O jornalismo anda lá pelo meio. Filmam o caos propositadamente criado. Procuram denunciar uma operação preparada para levar a população a cometer excessos que sejam depois vítimas de respostas fatais. Fazem o fundamental trabalho de denunciar abusos. E, por tudo isso, e pelo exemplo que vem da Casa Branca, são alvejados.

Sim, há imensas provas de que as forças de segurança no terreno, que combatem protestos pacíficos e incitam à violência, alvejaram jornalistas. Há dezenas de lesões, e há até casos gravados de disparos diretos. Uma jornalista australiana viu-se confrontada com um tiro de uma bala de borracha numa perna enquanto falava com os colegas de redação, ao vivo. A liberdade morreu no silêncio de quem não criticou esse ato.

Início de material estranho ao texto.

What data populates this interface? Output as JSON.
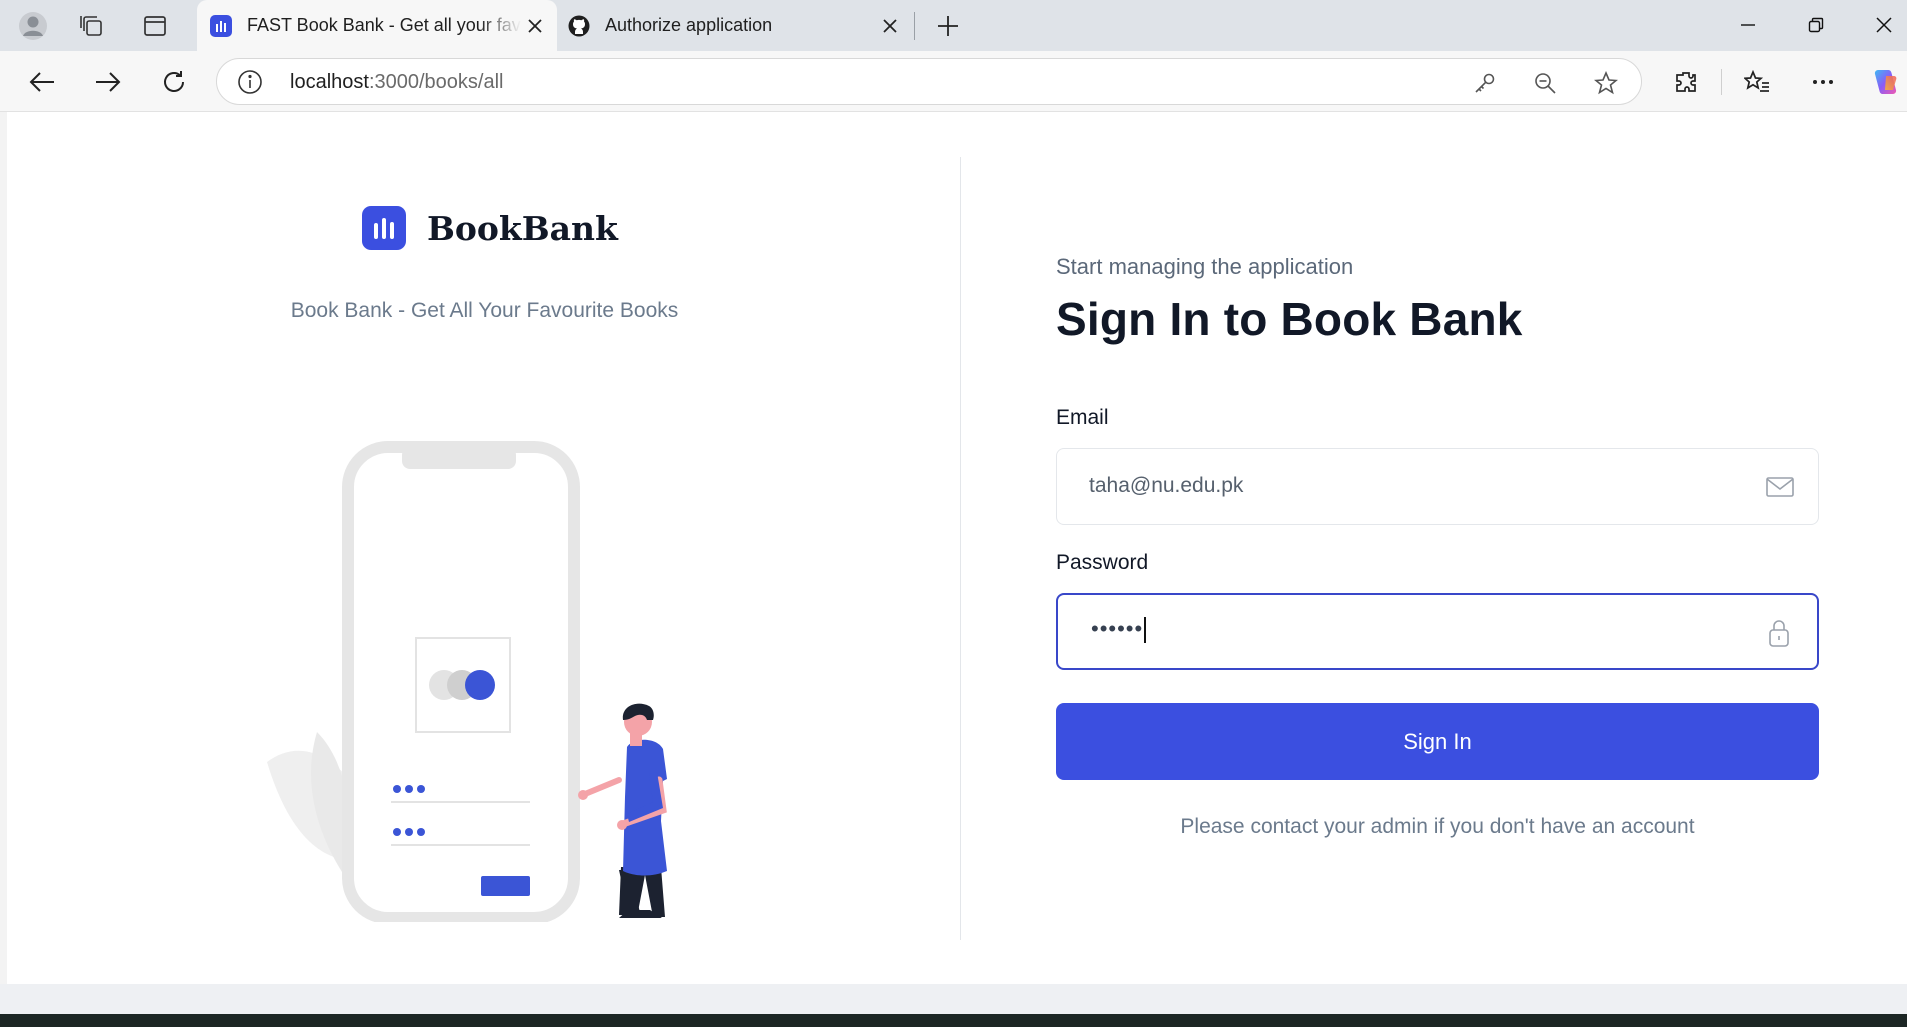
{
  "browser": {
    "tabs": [
      {
        "title": "FAST Book Bank - Get all your favourite books",
        "active": true
      },
      {
        "title": "Authorize application",
        "active": false
      }
    ],
    "url_host": "localhost",
    "url_path": ":3000/books/all"
  },
  "brand": {
    "name": "BookBank",
    "tagline": "Book Bank - Get All Your Favourite Books",
    "color": "#3b4fe0"
  },
  "form": {
    "eyebrow": "Start managing the application",
    "heading": "Sign In to Book Bank",
    "email_label": "Email",
    "email_value": "taha@nu.edu.pk",
    "password_label": "Password",
    "password_value": "••••••",
    "submit_label": "Sign In",
    "note": "Please contact your admin if you don't have an account"
  }
}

Por cá, os disparos que ecoam na baía de Angra do Heroísmo ainda são metafóricos. Mas sabemos que já vão acontecendo. Há pessoas que trabalham na área do jornalismo de investigação que se vão vendo forçadas a recuar na sua ação. Gente que almeja apenas denunciar o caos que se instalou no nosso sistema, mas vê-se confrontada com ameaças e putativos processos-crime. Mesmo que ganhem em tribunal, o trabalho de amordaçamento fica concluído. Eis o fascismo a instalar-se. Na América. Nos Açores.

Cá, como lá, importa abraçar quem faz jornalismo. E pedir-lhes que continuem. Contra balas de borracha e gorgolejantes gestos de censura. Estamos aqui, ao vosso lado. Pela liberdade, sempre.